The False Promise of View-invariance

Any complete theory of visual object recognition must explain how humans are able to reliably identify specific objects from a near-infinity of different orientations. For example, can you identify the image at the start of this article?

Many theorists, although perhaps most emphatically Jeff Hawkins, have claimed that this 'view invariance' is the hardest problem in computational vision. Accordingly, many explorations of possible object recognition mechanisms have posited the existence of view-invariant geometric primitives, such as geons, somewhere in visual cortex. This theory says that objects are recognized by extracting these geons from 2-d retinal images, and the relationships between these geons form the basis for basic-level object categorization.

The major strengths of view-invariant theories (relative to 'template-based' approaches) are their viewpoint-invariance (well, obviously!), their resistance to visual noise, a sufficient combinatorial power to describe the object space of human visual experience, correspondence with some experimental and anecdotal data (complementary-part priming and contour deletion), and a superficial complementarity with what is known about receptive field structure in inferotemporal cortex. Additionally, given that geons are simple combinations of nonaccidental features, it seems to be a tractable way of implementing basic three-dimensionality in object recognition.
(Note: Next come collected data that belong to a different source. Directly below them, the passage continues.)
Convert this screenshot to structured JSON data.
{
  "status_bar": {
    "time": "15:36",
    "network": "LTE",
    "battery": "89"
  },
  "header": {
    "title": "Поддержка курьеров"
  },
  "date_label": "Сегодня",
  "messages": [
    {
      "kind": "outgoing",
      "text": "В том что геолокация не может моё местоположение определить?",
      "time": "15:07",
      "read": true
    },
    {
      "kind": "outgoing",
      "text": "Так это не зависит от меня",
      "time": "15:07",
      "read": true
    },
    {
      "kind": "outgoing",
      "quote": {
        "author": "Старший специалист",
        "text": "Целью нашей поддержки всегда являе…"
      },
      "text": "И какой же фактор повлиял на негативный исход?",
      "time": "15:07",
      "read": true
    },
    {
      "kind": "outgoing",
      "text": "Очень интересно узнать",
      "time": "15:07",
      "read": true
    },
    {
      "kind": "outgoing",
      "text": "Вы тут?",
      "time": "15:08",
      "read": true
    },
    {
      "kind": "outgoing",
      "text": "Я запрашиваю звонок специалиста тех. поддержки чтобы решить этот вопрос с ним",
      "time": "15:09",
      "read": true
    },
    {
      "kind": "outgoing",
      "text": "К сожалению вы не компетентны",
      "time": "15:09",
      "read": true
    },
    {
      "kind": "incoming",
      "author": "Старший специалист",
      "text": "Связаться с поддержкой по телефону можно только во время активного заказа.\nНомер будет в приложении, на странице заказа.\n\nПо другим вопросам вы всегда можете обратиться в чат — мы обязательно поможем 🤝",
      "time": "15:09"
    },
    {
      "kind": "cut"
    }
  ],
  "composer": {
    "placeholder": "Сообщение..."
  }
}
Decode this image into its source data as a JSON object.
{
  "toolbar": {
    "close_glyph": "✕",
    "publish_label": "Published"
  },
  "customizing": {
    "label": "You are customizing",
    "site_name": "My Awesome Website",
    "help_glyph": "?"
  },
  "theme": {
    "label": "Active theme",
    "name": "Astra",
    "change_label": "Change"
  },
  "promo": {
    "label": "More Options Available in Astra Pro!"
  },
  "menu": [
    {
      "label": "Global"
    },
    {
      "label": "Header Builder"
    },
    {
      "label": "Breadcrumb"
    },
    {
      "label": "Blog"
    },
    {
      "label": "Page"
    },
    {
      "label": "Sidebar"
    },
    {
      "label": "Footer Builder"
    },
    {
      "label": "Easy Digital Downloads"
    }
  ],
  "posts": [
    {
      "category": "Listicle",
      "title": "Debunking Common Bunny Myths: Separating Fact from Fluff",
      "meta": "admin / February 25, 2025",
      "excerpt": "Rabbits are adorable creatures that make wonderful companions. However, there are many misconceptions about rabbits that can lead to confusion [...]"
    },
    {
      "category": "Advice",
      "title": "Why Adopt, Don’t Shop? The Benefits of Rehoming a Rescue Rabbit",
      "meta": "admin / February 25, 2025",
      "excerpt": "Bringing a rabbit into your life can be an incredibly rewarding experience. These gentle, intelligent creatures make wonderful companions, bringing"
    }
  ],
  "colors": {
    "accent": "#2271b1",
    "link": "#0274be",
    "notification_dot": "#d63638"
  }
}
But in a seminal paper from Cognition in 1995, Michael Tarr took a step back from the intuitive appeal of invariant object recognition, and forced theorists to face up to the facts: human object recognition is not invariant - we are clearly faster at recognizing objects from specific, characteristic views. Could it be that we actually store a unique representation for every possible view of every possible object?

It sounds implausible, but painstaking experiments show that this is a more parsimonious explanation of human object recognition than view-invariant theories. For example, the cases in which object recognition seems view-invariant can be explained by floor effects in reaction time measures, such that in these cases all the stimuli are discriminable on the basis of features arranged along a single dimension. As soon as these features are arranged with an additional degree of freedom, reaction times are found that are consistent with view-dependence. Results from Shepherd's classic mental rotation experiments clearly show that recognition is not completely invariant: reaction times increase linearly with degree of rotation, as though we require some 3-D mental rotation in order to match images with their stored representations.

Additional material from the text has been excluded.